I am reading about nim operations extended to ordinals (developed by Conway).
In Siegel's Combinatorial Game Theory, Lemma 4.4 (page 440) states that if $\gamma$ is a field where every polynomial of degree $\leq n$ has a root in $\alpha$, then polynomials of degree $\leq n$ and coefficients $< \gamma$ are evaluated normally, that is, with the classic sum and product operations of ordinals.
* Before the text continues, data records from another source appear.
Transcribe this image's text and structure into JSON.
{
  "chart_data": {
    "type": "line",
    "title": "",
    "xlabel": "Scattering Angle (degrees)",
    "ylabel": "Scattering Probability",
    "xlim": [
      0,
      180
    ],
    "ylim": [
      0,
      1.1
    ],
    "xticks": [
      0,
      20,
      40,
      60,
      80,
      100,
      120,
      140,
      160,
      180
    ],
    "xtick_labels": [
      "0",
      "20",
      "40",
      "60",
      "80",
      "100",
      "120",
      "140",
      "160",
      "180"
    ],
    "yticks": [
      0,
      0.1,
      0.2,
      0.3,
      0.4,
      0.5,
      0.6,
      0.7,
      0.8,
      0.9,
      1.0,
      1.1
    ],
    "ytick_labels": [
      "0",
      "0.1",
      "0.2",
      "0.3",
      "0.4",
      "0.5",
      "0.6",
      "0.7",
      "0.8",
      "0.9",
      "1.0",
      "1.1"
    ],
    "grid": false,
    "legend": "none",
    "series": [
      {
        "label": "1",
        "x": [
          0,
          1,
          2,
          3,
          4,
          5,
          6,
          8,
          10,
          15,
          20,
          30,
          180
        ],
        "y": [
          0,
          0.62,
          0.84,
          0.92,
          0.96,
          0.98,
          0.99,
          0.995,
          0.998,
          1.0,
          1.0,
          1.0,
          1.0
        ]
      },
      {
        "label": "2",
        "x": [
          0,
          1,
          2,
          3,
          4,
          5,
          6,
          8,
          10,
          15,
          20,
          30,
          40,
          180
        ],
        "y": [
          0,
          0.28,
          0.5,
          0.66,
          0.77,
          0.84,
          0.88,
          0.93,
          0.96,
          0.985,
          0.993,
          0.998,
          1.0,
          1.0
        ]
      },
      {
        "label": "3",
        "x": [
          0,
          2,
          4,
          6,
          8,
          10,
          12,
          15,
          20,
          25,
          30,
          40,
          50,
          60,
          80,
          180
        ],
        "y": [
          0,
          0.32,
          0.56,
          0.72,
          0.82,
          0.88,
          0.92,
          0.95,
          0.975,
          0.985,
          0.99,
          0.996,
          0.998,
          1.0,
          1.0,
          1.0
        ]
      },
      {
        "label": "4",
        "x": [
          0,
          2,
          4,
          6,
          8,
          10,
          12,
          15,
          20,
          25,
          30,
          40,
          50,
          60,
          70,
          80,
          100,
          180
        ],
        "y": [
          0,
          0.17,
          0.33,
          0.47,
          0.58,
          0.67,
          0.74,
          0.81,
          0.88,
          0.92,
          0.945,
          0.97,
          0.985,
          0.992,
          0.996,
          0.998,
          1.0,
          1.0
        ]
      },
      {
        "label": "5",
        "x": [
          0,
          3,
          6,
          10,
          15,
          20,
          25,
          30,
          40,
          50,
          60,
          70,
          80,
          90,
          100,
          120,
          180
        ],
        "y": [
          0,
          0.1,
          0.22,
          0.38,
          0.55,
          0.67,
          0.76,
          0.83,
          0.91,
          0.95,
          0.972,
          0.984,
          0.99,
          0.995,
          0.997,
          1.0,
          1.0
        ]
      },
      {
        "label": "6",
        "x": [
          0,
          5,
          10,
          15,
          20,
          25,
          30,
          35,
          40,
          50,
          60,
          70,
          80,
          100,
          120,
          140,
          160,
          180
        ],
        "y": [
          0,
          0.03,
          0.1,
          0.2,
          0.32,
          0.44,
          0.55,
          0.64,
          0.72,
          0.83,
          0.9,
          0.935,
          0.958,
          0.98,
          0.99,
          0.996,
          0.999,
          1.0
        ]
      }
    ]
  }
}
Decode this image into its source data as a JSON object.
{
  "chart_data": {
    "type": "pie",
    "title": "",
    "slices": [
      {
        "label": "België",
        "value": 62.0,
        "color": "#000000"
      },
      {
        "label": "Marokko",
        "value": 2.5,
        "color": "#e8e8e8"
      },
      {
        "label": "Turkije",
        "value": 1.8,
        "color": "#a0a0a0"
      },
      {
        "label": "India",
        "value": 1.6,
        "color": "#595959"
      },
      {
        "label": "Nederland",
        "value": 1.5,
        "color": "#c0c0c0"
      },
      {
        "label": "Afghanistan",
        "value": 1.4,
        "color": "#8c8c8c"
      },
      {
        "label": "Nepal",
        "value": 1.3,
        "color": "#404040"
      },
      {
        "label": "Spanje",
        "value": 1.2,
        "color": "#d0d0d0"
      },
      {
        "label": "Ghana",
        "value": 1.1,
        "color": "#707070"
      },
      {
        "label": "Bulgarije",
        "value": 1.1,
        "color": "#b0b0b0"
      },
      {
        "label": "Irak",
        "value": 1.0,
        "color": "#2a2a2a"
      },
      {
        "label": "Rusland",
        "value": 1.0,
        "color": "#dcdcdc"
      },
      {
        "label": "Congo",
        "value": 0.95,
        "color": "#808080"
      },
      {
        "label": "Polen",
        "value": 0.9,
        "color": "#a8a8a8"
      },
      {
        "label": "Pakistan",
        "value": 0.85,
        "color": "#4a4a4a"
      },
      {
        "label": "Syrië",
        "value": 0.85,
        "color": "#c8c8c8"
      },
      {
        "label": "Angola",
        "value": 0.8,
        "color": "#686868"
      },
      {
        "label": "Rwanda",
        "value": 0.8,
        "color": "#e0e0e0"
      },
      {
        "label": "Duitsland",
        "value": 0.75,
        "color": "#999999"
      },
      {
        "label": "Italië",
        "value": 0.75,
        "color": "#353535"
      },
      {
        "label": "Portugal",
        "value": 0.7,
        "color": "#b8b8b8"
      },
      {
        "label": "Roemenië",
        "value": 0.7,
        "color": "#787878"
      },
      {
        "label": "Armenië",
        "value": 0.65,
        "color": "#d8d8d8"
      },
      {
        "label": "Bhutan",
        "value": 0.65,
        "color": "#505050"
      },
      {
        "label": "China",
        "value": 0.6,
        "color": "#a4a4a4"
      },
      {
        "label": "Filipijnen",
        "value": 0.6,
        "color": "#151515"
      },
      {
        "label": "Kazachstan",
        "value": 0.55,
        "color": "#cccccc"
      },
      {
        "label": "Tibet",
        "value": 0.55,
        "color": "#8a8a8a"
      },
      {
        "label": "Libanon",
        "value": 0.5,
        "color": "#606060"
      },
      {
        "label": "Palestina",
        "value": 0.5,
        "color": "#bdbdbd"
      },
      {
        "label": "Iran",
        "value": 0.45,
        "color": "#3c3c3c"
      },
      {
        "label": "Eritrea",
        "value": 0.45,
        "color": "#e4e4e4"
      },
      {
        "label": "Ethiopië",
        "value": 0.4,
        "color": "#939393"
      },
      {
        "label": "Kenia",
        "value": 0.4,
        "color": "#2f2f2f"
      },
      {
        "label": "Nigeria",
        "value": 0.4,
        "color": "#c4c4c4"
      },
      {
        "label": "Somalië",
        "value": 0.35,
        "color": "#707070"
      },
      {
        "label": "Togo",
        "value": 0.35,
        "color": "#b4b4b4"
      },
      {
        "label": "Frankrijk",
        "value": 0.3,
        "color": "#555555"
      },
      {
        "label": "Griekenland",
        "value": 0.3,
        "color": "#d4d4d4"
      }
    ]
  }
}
As $\omega$ is a quadratically closed field (this is in fact a classic game theory result), $\omega \otimes 2 = \omega \cdot 2$ However, I wanted to compute $\omega \otimes 2$ with the recursive definition, that is:
$\alpha \otimes \beta = mex \{ \alpha' \otimes \beta : \alpha \otimes \beta' : \alpha' < \alpha,\beta' < \beta\}$
So I have to know the results of $\omega \otimes 1, \omega \otimes 0$, and $n \otimes 2$ for $n\in \mathbb{N}$.
$\omega \otimes 1 = 1, \omega \otimes 0 = 0$; those are easy.
As $\omega$ is a field, in particular every natural number has an inverse in $\omega$. In fact, $\frac{1}{2}=3 \in \mathbb{N}$. Take $k\in\mathbb{N}$. Then taking $n= \frac{k}{2} = k \otimes 3$, we have that $n \otimes 2 = k \otimes 3 \otimes 2 = k$.
So $n \otimes 2$ is suryective in $\omega$ (and stays in $\omega$ as $\omega$ is a field and is closed under nim product).
So $\omega \otimes 2 = mex \{0,\omega,n : n\in \omega\} = mex\ \omega +1 = \omega + 1$. This is different from $\omega \cdot 2$.
I don't understand why! Did I do something wrong?
Your definition of $\alpha\otimes\beta$ is wrong. The correct definition is $$\alpha\otimes\beta=\mathrm{mex}\{\alpha'\otimes\beta\oplus\alpha\otimes\beta'\oplus \alpha'\otimes\beta':\alpha'<\alpha,\beta'<\beta\}.$$